© JUNGE FREIHEIT Verlag GmbH & Co.  www.jungefreiheit.de    43/00 20. Oktober 2000

 
Neue Deutsche Jugendbewegung
1. Musik- und Tanzfest der Zeitschrift "wir selbst"
Hanno Borchert

Ob Oi-Mucke oder House, Metal, Gothic, Neofolk oder bündisches Liedgut: Schon lange ist Musik Dreh- und Angelpunkt im Leben von "Kids" und Jugendlichen. Musik hat nicht nur als reines Hörerlebnis eine Funktion, sondern auch als individuelles Ausdrucksmittel, und ist wie der Sport Lebensstil. Körper- und Klamottenkult, Klangerlebnis und Lebensgefühl schweißt junge Menschen innerhalb der verschiedenen, teils von der Gesellschaft und der Klamottenindustrie künstlich geschaffenen antagonistischen Klassen von Jugendlichen emotional zusammen.

Jugend ist nicht nur Marktsegment oder Problemgruppe, sondern immer auch handelndes Subjekt, und sucht in einer Zeit, da wir "wie Verdurstende über Wasseradern von unendlicher Kraft" leben, wie Ernst Jünger es ausdrückte, nach alternativen Ausdrucks- und Identifikationsformen.

Mit dem 1. Musik- und Tanzfest unter dem Motto "Liedg(...)ut- Freies Volk in freiem Land" knüpfte nun die Zeitschrift für nationale Identität, Wir selbst, im neuen Jahrtausend an die historische Linie von "Sturm und Drang", der Jugendbewegung, den Burg Waldeck-Festivals in der ersten Hälfte der Sechziger und der neuen Volksmusik Anfang der Siebziger an. Der Einladung waren gut 150 meist junge Menschen gefolgt. Umrankt von Schwarz-Rot-Gold, der Fahne der 48er-Revolution, der Fahne der Freiheit, führte der Liederpoet Friedrich Baunack mit anrührender Poesie und eigenen Liedern durch den Tag.

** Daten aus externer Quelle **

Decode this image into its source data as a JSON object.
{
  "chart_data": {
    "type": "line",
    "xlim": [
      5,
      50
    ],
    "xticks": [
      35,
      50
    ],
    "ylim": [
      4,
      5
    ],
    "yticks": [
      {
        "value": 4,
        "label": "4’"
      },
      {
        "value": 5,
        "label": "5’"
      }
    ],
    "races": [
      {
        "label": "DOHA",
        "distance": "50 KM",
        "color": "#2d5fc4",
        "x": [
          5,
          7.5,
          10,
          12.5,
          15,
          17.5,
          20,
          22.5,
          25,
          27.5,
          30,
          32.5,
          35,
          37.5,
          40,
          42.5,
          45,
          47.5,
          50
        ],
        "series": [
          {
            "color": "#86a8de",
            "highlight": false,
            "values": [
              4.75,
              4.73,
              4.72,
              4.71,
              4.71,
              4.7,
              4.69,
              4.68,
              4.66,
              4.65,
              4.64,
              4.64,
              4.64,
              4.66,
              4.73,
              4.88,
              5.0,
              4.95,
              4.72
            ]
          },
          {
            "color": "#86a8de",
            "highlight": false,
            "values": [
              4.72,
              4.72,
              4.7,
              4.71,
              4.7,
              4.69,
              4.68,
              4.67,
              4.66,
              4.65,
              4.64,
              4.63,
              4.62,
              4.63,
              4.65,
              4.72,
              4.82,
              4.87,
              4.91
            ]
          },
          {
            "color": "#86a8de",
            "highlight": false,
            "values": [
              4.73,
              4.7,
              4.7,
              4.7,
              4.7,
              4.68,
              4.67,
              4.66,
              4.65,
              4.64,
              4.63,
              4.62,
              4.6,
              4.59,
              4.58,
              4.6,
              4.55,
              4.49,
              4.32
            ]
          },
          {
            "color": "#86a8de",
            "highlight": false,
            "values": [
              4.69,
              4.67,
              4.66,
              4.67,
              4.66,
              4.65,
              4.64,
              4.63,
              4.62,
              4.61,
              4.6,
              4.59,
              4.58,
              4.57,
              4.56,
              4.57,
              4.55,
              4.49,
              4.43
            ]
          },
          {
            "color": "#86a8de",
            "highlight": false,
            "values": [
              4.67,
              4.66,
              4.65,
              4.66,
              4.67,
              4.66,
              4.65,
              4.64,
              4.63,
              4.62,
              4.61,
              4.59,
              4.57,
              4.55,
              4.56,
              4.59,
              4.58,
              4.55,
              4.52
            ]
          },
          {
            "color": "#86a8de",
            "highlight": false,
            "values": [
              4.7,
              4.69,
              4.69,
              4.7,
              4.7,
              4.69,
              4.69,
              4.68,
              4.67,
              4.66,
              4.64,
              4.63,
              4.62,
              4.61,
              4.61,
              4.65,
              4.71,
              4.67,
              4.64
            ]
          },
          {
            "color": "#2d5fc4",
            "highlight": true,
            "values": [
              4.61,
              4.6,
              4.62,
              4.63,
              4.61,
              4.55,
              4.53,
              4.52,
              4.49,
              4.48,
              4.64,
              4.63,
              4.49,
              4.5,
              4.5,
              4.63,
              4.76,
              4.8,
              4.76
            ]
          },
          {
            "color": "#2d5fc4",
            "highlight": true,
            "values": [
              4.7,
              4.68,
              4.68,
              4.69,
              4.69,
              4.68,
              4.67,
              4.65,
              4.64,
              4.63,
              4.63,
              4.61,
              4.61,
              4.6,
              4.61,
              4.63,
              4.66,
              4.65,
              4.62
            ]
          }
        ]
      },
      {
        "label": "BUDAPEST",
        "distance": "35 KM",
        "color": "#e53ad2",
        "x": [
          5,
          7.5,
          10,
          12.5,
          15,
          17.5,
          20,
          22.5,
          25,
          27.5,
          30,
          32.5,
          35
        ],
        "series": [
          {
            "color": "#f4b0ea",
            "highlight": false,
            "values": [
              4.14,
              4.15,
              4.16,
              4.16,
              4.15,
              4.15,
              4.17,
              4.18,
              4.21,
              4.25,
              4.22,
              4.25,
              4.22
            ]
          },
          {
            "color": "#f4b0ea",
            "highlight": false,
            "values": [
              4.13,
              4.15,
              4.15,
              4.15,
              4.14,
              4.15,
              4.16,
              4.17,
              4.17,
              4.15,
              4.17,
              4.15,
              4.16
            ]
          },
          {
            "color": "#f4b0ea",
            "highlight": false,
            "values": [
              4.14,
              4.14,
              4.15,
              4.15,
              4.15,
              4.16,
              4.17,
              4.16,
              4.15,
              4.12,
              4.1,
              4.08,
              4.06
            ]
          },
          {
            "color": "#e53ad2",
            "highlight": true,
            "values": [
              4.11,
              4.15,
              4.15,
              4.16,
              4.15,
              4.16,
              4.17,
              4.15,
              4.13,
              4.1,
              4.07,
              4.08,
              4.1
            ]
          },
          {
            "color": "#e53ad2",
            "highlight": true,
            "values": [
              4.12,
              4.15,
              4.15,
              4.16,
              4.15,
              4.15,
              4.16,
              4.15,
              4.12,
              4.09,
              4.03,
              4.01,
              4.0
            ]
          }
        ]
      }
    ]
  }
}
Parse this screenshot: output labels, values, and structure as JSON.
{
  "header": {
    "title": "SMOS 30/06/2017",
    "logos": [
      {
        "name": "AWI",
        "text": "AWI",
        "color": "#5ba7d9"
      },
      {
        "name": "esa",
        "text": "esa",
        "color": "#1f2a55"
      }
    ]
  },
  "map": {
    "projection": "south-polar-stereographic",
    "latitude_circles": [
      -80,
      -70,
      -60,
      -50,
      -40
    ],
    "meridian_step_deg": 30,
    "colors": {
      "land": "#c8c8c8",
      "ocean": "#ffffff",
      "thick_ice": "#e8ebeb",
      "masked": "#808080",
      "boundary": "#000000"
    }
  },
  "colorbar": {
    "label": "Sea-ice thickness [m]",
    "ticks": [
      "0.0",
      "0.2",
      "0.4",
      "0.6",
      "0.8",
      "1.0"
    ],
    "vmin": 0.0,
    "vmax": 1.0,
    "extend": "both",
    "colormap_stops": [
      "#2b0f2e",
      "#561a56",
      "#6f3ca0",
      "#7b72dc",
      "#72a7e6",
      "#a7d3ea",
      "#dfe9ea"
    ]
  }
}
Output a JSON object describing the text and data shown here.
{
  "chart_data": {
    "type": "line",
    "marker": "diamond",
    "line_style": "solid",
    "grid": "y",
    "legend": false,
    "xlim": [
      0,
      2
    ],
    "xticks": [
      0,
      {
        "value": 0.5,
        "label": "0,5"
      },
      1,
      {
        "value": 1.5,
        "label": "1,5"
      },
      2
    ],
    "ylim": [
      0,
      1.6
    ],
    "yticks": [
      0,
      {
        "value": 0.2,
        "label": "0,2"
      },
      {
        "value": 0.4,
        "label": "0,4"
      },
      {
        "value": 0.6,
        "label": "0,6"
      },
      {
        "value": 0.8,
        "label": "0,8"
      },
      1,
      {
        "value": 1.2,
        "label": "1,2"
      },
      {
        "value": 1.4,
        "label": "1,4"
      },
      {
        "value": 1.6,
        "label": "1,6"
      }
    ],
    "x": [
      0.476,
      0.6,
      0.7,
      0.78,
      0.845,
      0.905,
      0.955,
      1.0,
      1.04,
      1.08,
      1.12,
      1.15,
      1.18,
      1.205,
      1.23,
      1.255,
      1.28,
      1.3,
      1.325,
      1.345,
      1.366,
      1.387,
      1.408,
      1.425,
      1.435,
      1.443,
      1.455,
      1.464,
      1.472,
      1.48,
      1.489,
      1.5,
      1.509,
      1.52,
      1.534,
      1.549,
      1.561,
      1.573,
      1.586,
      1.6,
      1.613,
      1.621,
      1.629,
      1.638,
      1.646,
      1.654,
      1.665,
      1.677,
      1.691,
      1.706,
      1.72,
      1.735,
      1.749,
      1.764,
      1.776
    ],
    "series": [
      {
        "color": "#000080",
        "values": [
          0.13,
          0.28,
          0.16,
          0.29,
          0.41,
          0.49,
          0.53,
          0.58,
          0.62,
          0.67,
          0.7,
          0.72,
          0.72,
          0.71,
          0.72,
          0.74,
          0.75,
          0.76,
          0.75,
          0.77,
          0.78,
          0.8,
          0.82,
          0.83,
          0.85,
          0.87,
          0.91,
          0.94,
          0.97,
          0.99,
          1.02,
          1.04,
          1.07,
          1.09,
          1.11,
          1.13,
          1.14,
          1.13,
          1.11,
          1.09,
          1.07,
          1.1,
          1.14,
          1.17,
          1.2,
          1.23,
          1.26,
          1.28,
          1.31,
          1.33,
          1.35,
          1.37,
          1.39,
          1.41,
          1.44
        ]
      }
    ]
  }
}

Das thüringische Duo Eichenlaub, der Liedermacher Dirk Bojer, der Bänkelsänger Martin Pulz, "Sleipnier" mit seinen politischen Balladen, und aus dem Bündischen kommend eine Wandervogelgruppe sowie der Freibund brachten mit ihren Liedern das Publikum zum Glühen. Die "Birkler" versetzten mit ihren mehrstimmigen Chorsätzen und Instrumentalbegleitungen die Gäste in einen Rausch der Begeisterung und wurden erst nach unzähligen Zugaben von der Bühne entlassen. Am Abend "verführte" der Freibund dann zum Volkstanzen. Und siehe da – über alle vermeintlichen Gräben hinweg wurde bis spät in die Nacht ausgelassen miteinander getanzt. Diese Infragestellung erklärtermaßen "gültiger" Grenzziehungen löste ein befreites Lachen aus. Ein Fest der besonderen Art, gleichzeitig szenenübergreifende Kontaktbörse. Dazwischen quirlige Kinder, draußen ein großes Zeltlager. Tagsüber Sonnenschein, in der Nacht gleißender Sternenhimmel. Die Poesie der Lieder ist eng verbunden mit der Poesie des Lebens. Eine neue Jugendbewegung, notwendiger denn je, ist schon längst dabei, Wirklichkeit zu werden. Wer nächstes Jahr nicht kommt, hat selber schuld.